Wenn es um die Auswahl des geeignetsten Druckreglers für die zu erledigenden Aufgaben geht, müssen folgende Parameter besonders beachtet werden:
1. Art und Korrosivität des Mediums
2. Vordruck
3. Hinterdruckregelbereich
4. Anschlüsse (Ein- und Ausgangsanschluß)
5. benötigtes Volumen
6. Reinheit des Mediums
Erläuterungen:
- 1. Es gibt beispielsweise stark korrosive und auch giftige Gase. Um derartige Medien sicher zu reglen, werden Gehäuse und Dichtwerkstoffe benötigt, die diesen Medien erwiesenermassen standhalten, z. B. Gehäusewerkstoff Edelstahl und Dichtwerkstoff Teflon und verwandte Polymere.
Dazu müssen in bestimmten Fällen Sicherheitseinrichtungen eingebaut werden, die eine sichere Ableitung des (bei Fehlfunktion des Reglers) ausströmenden Mediums ermöglichen, beispielsweise an das Sicherheitsabblaseventil des Reglers oder in anderen Fällen, wie etwa bei giftigen Gasen, auch eine Fremdgas-Spüleinrichtung.
- 2. Vordruckangabe in Bar oder PSI. Psi bedeutet “pounds per square inch” und ist das amerikanische Äquivalent zu unserer Druckangabe “Bar”. Einen Näherungswert für die deutsche Druckangabe Bar erhält man, indem man die Psi Angabe durch 14,5 teilt.
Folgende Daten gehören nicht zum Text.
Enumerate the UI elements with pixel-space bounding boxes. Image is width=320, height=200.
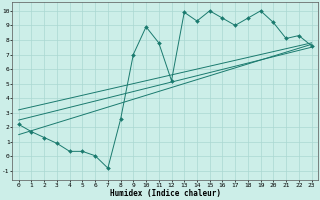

- 3. Hinterdruck Regelbereich oder Arbeitsdruck. Beispielsweise sollten Druckregler bei hohem, sich veränderndem Vordruck und niedrigem Regelbereich von ca. 0,1 – 1,5 bar zweistufig ausgelegt werden, um eine genauere Regelung bzw. konstanteren Arbeitsdruck zu erreichen.
- 4. Die Anschlüsse richten sich in erster Linie nach den vorhandenen Rohrleitungen und reichen von G 1/8 bis zu Flanschanschlüssen mit gigantischen Nennweiten, z. B. im Bereich Erdgas Transport und Regelung
- 5. Je grösser das benötigte Gasvolumen ist, desto grösser muss der Druckregler, bzw. Membrane und Sitznennweite des Reglers, ausgelegt werden.
- 6. Reine Medien, deren Verschmutzungsgrad in ppm gemessen werden kann, dürfen ab Reinheitsgrad 5.0 nicht mehr mit Standard Industriedruckreglern geregelt werden. Reinstmedien sind teuer und werden meist für komplizierte chemische oder physikalische Testaufgaben benötigt.
Durch schlechte Oberflächenbeschaffenheit der mediumberührenden Teile des Druckregler-Gehäuses oder auch durch Ausgasen von Membran- oder Dichtwerkstoffen der Regelarmatur kann die Mediumqualität derart verschlechtert werden, dass Messergebnisse nicht korrekt dargestellt oder verfälscht werden.
Funktionsweise von Druckreglern
Der Druckregler wird in ein Drucksystem montiert und hat die Aufgabe den anstehenden Vordruck zu reduzieren. Das Herzstück des Druckreglers ist das Reguliersystem. Dieses besteht aus dem Ventilsitz, einem Regulierkolben und einer Schließfeder. Der anstehende, bzw. zu regelnde Druck drückt den Regulierkolben (bzw. die Weichdichtung des Kolbens) auf den Ventilsitz (runde Kante) und wird dabei durch eine Feder, der sogenannten Schließfeder unterstützt.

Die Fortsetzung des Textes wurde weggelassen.